Tuesday, October 31, 2006

School Is For Academics

Friday Night Lights is a fictional account of a Texas highschool football team. Some but not much of the show portrays the students’ lives in the classroom and in the school halls. What is evident from the show is that football is an important part of the highschool experience, at least for the players and possibly the cheerleading squad. While the show is a fictional account, the impact of school sports in actual schools is real, and much of it is adverse for the majority of students. It is time to reconsider whether sports should remain part of public education institutions.

A minority of students in either a highschool or university actually partake in extracurricular sports; however, all students are impacted. The after school games are scheduled for times when travel to and from the event will put the child home at a "reasonable" hour. The academic schedule is designed to prevent the athletes from missing too much class time. The end result is that classes start earlier in the day then they would if the sports schedule was not accounted for. Students who are highschool and university age have brains that do not function fully until later in the morning, yet due in large part to the athletic schedule, schools start at 7:30 a.m. or earlier. Thus the first hour and a half to two hours of school are unproductive because the students’ brains are not yet awake. Worse yet, a number of students throughout the nation have a bus ride of an hour or more, which requires that they get out of bed before 6:00 a.m. to prepare for school and catch the public school bus. Requiring that students get up this early is detrimental to their learning abilities. This basis alone is sufficient to justify removing sports from school or at least adjusting the academic schedule to be less beholden to the athletic schedule.

Here in New Jersey schools are funded through property taxes. At least one half of a resident’s property tax goes to the public school districts. A not insubstantial amount of a school budget goes to the funding of extracurricular sports. By removing this budget item a number of books and possibly additional teachers could be paid for. Again, a minority of students are directly benefitted by school sports in comparison to the number of students in any given school; however, all students are having a reduction in the number of teachers, books and quality of education materials they receive due to the athletic budget.

Academics suffer as a result of sports. There are a number of incidents throughout the country whereby a budget battle erupts within a board of education or a budget is voted down by the electorate and libraries, arts, music and other classes are cut from the budget in a supposed attempt to balance the budget. Rarely does the athletic budget get cut. Such acts by board of educations are purely political. They believe that a budget will pass if the electorate believes that the alternative is cutting academic programs.

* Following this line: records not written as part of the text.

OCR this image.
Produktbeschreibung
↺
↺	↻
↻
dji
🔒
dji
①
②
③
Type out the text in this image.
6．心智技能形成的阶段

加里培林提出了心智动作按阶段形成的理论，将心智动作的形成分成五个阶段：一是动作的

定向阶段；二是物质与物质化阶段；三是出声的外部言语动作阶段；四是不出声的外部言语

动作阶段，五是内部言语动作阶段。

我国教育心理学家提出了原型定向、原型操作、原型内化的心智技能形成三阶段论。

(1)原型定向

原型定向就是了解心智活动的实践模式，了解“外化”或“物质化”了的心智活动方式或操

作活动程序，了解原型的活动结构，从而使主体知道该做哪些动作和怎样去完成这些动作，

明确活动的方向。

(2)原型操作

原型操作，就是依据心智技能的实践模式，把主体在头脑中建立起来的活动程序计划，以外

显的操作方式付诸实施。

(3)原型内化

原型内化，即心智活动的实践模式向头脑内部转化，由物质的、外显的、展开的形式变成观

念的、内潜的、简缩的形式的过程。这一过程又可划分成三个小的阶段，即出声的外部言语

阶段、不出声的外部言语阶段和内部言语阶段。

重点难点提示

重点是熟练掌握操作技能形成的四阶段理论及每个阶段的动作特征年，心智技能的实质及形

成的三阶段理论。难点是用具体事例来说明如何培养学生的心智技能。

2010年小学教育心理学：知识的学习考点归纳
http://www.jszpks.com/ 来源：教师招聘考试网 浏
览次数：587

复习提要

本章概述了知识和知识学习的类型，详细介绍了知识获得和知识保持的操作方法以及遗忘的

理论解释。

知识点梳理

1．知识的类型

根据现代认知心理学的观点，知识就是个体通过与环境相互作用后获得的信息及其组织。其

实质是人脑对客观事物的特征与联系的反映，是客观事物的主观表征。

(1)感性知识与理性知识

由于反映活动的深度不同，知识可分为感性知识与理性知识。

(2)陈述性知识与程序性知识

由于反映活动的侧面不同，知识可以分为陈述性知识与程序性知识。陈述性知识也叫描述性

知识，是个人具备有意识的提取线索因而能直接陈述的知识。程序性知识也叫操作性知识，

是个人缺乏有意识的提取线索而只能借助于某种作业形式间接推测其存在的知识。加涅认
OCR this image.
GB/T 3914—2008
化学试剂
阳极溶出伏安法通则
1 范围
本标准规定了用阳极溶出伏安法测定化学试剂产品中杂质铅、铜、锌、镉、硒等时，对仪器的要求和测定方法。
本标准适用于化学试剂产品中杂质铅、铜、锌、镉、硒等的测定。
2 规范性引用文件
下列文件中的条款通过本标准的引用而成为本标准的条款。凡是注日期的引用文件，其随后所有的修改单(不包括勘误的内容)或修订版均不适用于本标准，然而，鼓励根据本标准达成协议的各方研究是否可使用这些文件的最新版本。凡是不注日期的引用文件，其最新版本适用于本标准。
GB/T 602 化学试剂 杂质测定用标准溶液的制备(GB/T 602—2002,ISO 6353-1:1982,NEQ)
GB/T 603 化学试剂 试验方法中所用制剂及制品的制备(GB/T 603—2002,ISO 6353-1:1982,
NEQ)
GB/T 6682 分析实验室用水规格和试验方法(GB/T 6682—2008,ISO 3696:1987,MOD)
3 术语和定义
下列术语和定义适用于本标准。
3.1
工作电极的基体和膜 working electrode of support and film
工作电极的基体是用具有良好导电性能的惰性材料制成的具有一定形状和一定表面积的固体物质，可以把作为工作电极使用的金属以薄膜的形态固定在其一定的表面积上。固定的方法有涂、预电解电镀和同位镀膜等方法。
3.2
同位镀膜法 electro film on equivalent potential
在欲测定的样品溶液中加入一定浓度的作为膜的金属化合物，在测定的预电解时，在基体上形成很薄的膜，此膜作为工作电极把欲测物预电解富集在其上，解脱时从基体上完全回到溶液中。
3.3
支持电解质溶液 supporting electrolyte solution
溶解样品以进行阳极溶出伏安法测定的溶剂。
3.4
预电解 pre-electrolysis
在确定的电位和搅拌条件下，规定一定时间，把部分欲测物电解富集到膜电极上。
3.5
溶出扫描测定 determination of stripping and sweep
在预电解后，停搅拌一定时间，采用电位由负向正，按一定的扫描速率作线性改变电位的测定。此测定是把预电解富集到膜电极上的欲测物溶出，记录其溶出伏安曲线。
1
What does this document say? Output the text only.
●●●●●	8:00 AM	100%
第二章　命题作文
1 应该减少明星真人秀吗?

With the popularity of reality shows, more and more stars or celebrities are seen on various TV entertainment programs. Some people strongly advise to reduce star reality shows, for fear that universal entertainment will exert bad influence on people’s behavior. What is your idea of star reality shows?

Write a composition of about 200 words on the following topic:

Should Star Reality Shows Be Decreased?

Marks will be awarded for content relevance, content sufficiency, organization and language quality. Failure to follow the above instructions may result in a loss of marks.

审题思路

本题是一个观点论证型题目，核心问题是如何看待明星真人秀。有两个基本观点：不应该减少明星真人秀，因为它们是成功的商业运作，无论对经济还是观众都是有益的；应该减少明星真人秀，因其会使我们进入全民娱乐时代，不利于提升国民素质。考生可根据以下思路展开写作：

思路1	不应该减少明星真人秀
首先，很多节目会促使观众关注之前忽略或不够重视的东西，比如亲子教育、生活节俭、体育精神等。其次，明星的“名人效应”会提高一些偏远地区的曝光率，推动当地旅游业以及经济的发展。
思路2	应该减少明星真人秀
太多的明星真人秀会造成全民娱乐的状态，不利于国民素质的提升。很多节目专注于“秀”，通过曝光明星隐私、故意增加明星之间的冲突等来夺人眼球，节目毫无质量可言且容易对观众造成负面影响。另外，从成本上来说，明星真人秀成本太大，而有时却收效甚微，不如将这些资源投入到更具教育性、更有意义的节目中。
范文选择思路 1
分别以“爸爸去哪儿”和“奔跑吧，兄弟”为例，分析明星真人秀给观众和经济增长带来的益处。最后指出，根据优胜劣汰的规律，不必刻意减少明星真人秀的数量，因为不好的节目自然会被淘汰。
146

The United States lags far behind other first world nations in the quality of education that public school students are receiving. One thing that needs to be addressed is how to raise the quality. By requiring schools to be for education opposed to having a major focus on sports as currently exists, the US education quality will rise. By starting classes at hours that are more conducive to a student’s education abilities and funding education opposed to sports, this can be achieved.